Au départ, nous étions fascinés par les instruments. Le Big Moog du Maître, ses câblages, les diodes, les multiples claviers, … tout cela créait un monde musical qui semblait animé d’une vie propre, comme nous l’écrivions plus haut.
Nous avons utilisé de nombreux claviers et appareils annexes, souvent influencés par ce que nous entendions sur disques. Deux exemples parmi tant d’autres : ‘Time Wind’ qui faisait la part belle à l’ARP 2600, de même que ‘Green Ray’ de Zanov. Cela nous suffisait pour idéaliser cet instrument.
Avec les années, nous avons changé cette politique. Au départ, notre musique faisait entendre nos instruments. Aujourd’hui, ce sont les instruments qui font entendre notre musique. ‘Entropie’ illustre bien cette évolution. Nous l’avons composé et joué pour plus de 90% sur un seul instrument, le PA 500 de Korg, un clavier avec presets, accompagnements automatiques et haut-parleurs incorporés. Un instrument que l’on imagine plus sous les doigts d’Oncle Albert qui sonorise un bal populaire ou une soirée de mariage champêtre. Nous en avons tiré un morceau de plus de 45 minutes où on dérive aux confins de l’espace dans un univers dont les composants sont des entrelacs sonores.
Les douze productions qui ont précédé ‘Entropie’ couvrent une période de près de 40 ans durant laquelle cette évolution s’est faite. Les instruments se sont succédés à mesure que nous affinions l’outil musical. Les capacités techniques, la renommée du modèle, la mode qui consacre tel ou tel clavier, … nous ont souvent déçus. Nous sommes revenus depuis à une formule très simple : de quoi a-t-on besoin ? Plus jeunes, nous avions besoin de ce qui était utile à notre fascination technologique, voire à notre narcissisme instrumental. Aujourd’hui, nous avons besoin de ce qui est utile à notre musique.
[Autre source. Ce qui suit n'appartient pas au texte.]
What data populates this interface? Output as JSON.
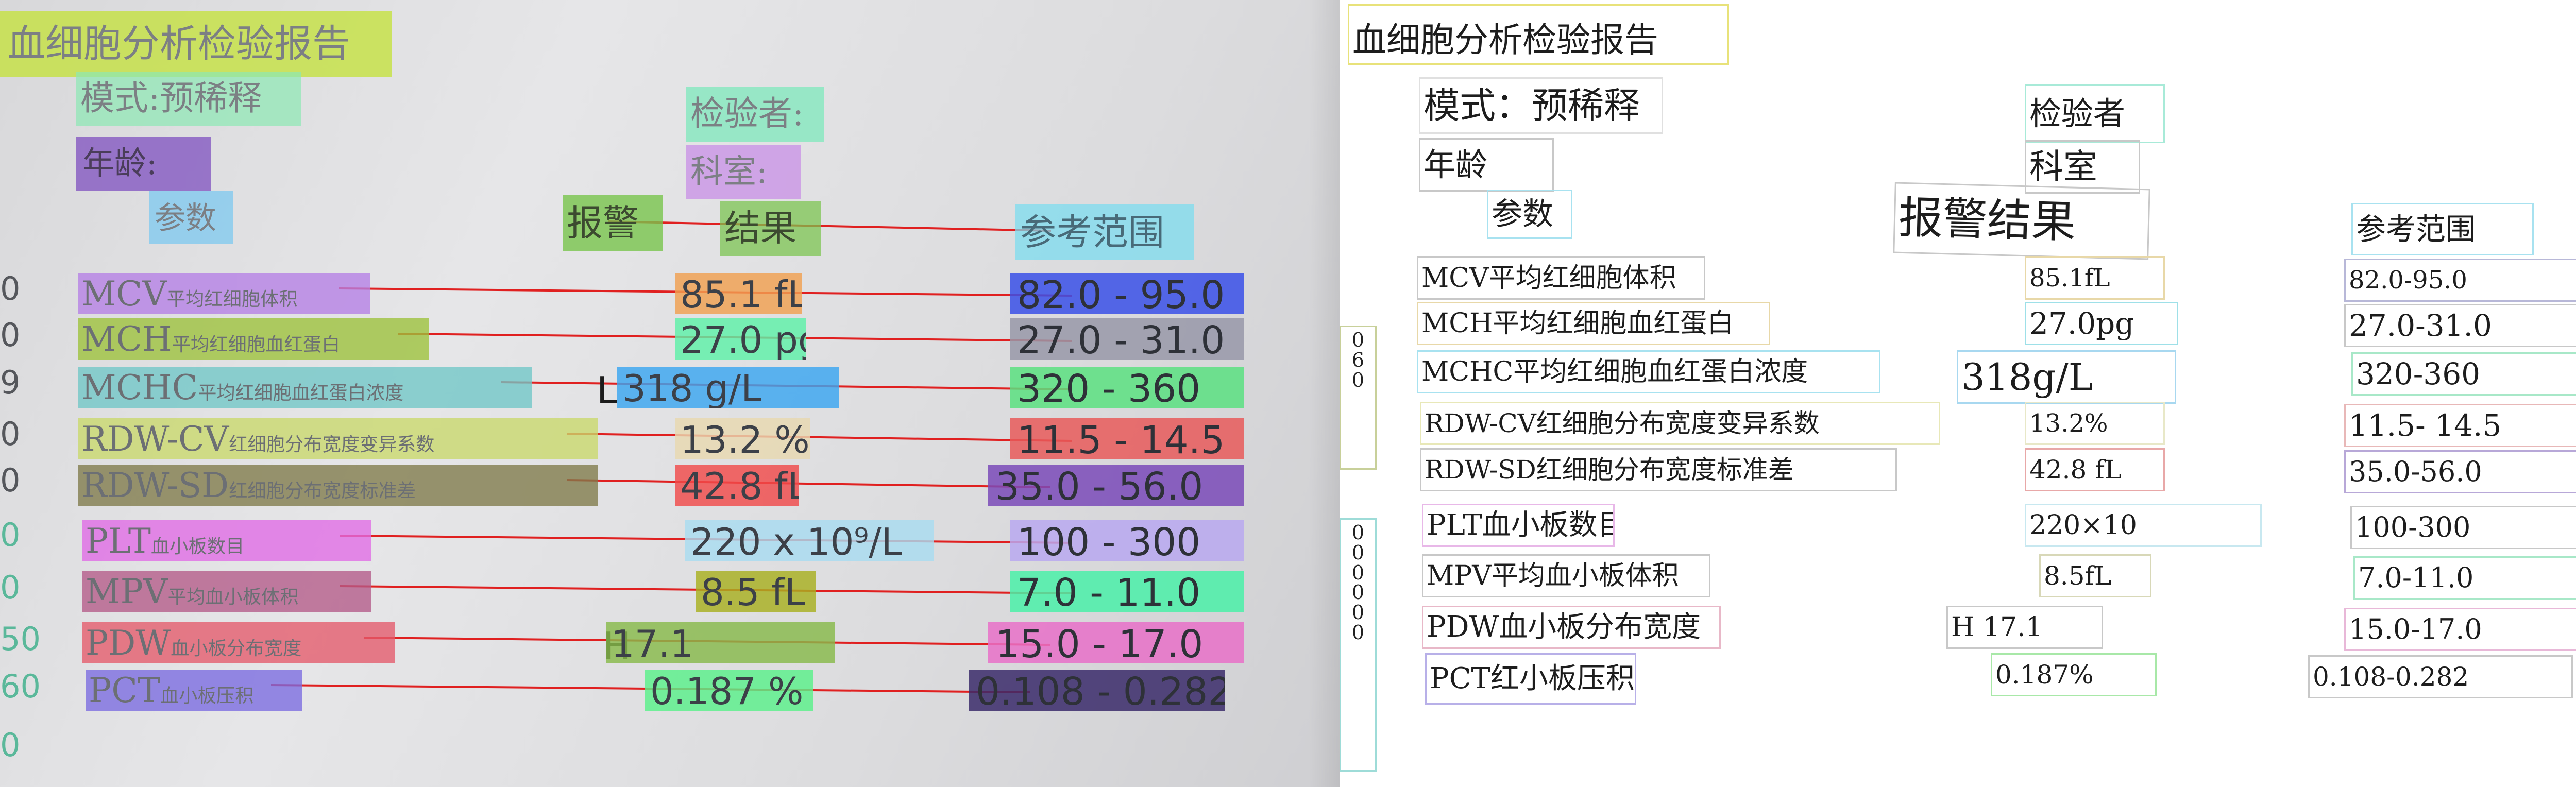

Les 4 productions qui ont suivi ‘Entropie’ marquent l’aboutissement non pas de notre évolution, mais bien de ce tri de matériel. Parallèlement, nous allons à présent vers des enregistrements plus homogènes du fait que la musique prime le matériel. Dans ces quatre dernières productions, seul ‘Lost in Silence’ pourrait être vu comme une exception. Ce cd est l’enregistrement en studio d’un programme donné lors de concerts aux Pays-Bas et en Grande-Bretagne. Il présente une relative homogénéité de style, malgré les ambiances très diverses. C’est un peu comme un long voyage où les paysages les plus variés se dévoilent. Notre premier cd, ‘Escales’ (1990) affichait déjà cette volonté, mais il alignait plutôt des instantanés, des photos de voyage. ‘Lost in Silence’ est davantage un film où les scènes s’enchaînent sans interruption. Les trois albums suivants sont la confirmation de cette évolution : un programme, la traduction musicale d’un concept.
Cette évolution est sans doute une réaction à la manière dont notre mouvance musicale s’est transformée. A l’heure actuelle, il y a presque autant de musiciens que d’auditeurs. Un ordinateur peut contenir les sources sonores et les ressources techniques nécessaires à l’enregistrement et la production d’un morceau. Les sites de téléchargements débordent littéralement de pièces musicales, y compris dans notre mouvement. Chacun peut faire exister une œuvre, ce qui est une opportunité. Mais voilà, cela va de pair avec un lissage inquiétant de l’imagination et de la créativité. Les sites regorgent de sushis musicaux très faciles à apprécier dans l’instant, avant qu’un autre sushi ne le fasse oublier. Quant à nous, rien ne peut remplacer un repas musical consistant, où l’inventivité n’est pas celle des machines mais de musiciens qui manient des instruments capables de traduire le « sans limites », celui de leur esprit.